SEHARIAN ini netizen gaduh soalan war tiket konser grup band asal Inggris Coldplay yang akan digelar di Stadion Utama Gelora Bung Karno, Senayan, Jakarta pada 15 November 2023.
“Mohon doanya, saya sendiri enggak kebagian tiket. Yang nitip tiket keluarga saya, saya coba enggak berhasil,” kata Sandiaga Uno usai menghadiri Halal bi Halal MUI di Jakarta pada Kamis (18/5).
Public On-Sale dimulai hari Jumat (19/5) ini jam 10.00, setelah dua hari sebelumnya ada pre sale untuk pemegang kartu bank tertentu.
Konon sampai 500 ribu calon pembeli yang berada di waiting room, termasuk Pak Menteri yang mau membelikan tiket untuk keluarganya itu.
Harga tiket dibanderol paling murah Rp800 ribu dan termahal Rp11 juta. Promotor menyediakan 11 kategori tiket.
Begitu tiket dikabarkan terjual habis di situs penjualan resminya, di sosial media dan market place berseliweran tiket yang ditawarkan dengan harga fantastis sampai puluhan juta untuk menyaksikan tontonan yang hanya berlangsung selama beberapa jam itu.
Netizen pun ramai berkomentar. Ada yang menawarkan kulkas dan barang-barang lainnya untuk membeli tiket. Ada yang berencana terbang dari Papua ke Jakarta demi menonton pertunjukan itu, dan sebagainya.
Di Jepang lebih absurd lagi. Pembelian tiket konser Cpldplay melalui sistem undian. Jadi calon pembeli memasukkan data ke aplikasi tertentu, lalu memasukkan nomer kartu pembayarannya.
By system, aplikasi akan “mengocok” nama yang beruntung.
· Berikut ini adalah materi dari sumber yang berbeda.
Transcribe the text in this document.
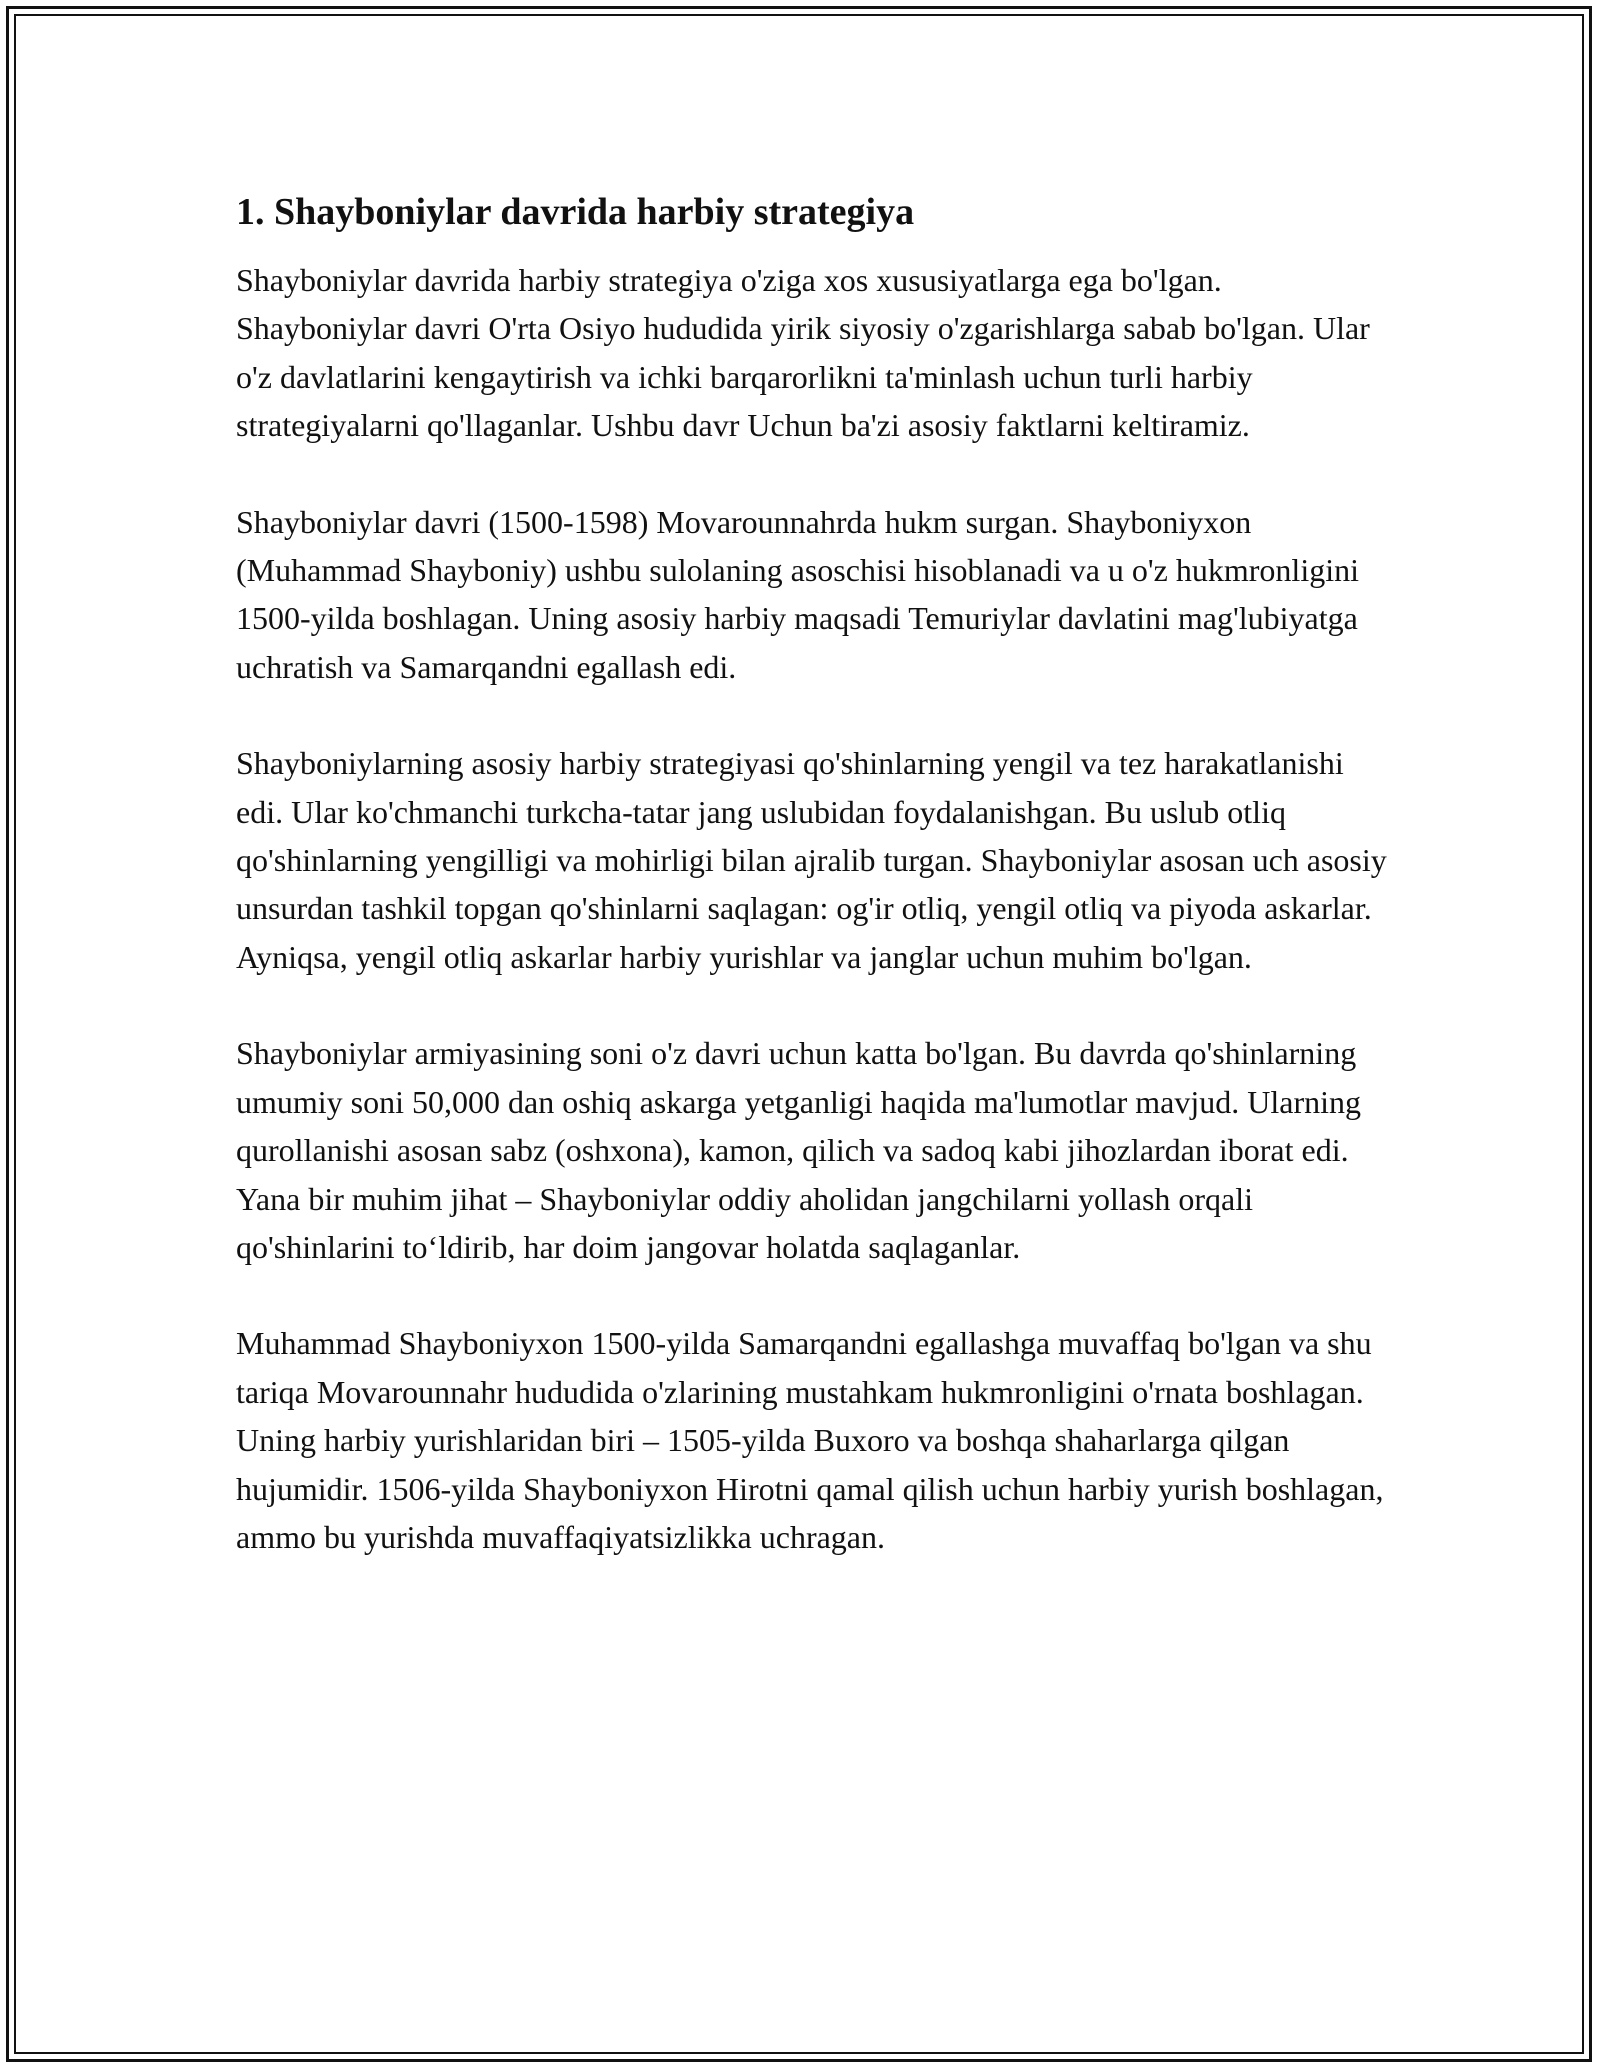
1. Shayboniylar davrida harbiy strategiya

Shayboniylar davrida harbiy strategiya o'ziga xos xususiyatlarga ega bo'lgan. Shayboniylar davri O'rta Osiyo hududida yirik siyosiy o'zgarishlarga sabab bo'lgan. Ular o'z davlatlarini kengaytirish va ichki barqarorlikni ta'minlash uchun turli harbiy strategiyalarni qo'llaganlar. Ushbu davr Uchun ba'zi asosiy faktlarni keltiramiz.

Shayboniylar davri (1500-1598) Movarounnahrda hukm surgan. Shayboniyxon (Muhammad Shayboniy) ushbu sulolaning asoschisi hisoblanadi va u o'z hukmronligini 1500-yilda boshlagan. Uning asosiy harbiy maqsadi Temuriylar davlatini mag'lubiyatga uchratish va Samarqandni egallash edi.

Shayboniylarning asosiy harbiy strategiyasi qo'shinlarning yengil va tez harakatlanishi edi. Ular ko'chmanchi turkcha-tatar jang uslubidan foydalanishgan. Bu uslub otliq qo'shinlarning yengilligi va mohirligi bilan ajralib turgan. Shayboniylar asosan uch asosiy unsurdan tashkil topgan qo'shinlarni saqlagan: og'ir otliq, yengil otliq va piyoda askarlar. Ayniqsa, yengil otliq askarlar harbiy yurishlar va janglar uchun muhim bo'lgan.

Shayboniylar armiyasining soni o'z davri uchun katta bo'lgan. Bu davrda qo'shinlarning umumiy soni 50,000 dan oshiq askarga yetganligi haqida ma'lumotlar mavjud. Ularning qurollanishi asosan sabz (oshxona), kamon, qilich va sadoq kabi jihozlardan iborat edi. Yana bir muhim jihat – Shayboniylar oddiy aholidan jangchilarni yollash orqali qo'shinlarini to‘ldirib, har doim jangovar holatda saqlaganlar.

Muhammad Shayboniyxon 1500-yilda Samarqandni egallashga muvaffaq bo'lgan va shu tariqa Movarounnahr hududida o'zlarining mustahkam hukmronligini o'rnata boshlagan. Uning harbiy yurishlaridan biri – 1505-yilda Buxoro va boshqa shaharlarga qilgan hujumidir. 1506-yilda Shayboniyxon Hirotni qamal qilish uchun harbiy yurish boshlagan, ammo bu yurishda muvaffaqiyatsizlikka uchragan.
Mereka yang terpilih secara otomatis atas terdebet sejumlah uang pembayaran tiket tersebut.
Astaghfirullah!
Baca Juga: Biar Nggak Nyesel, Pahami Nasihat Financial Planner ini sebelum War Tiket Konser
Penulis buku Journey to the Light Uttiek M. Panji Astuti mengulas tentang hal ini dalam artikel yang berjudul “Tiket Coldplay dan Biduanita Abbasiyyah”.
Tiket ColdPlay dan Biduanita Abbasiyyah
Apa yang terjadi hari ini ternyata pernah dicatat dalam sejarah. Di masa-masa akhir menjelang keruntuhan Daulah Abbasiyyah, di mana para penyair dan biduanita dibayar sangat mahal.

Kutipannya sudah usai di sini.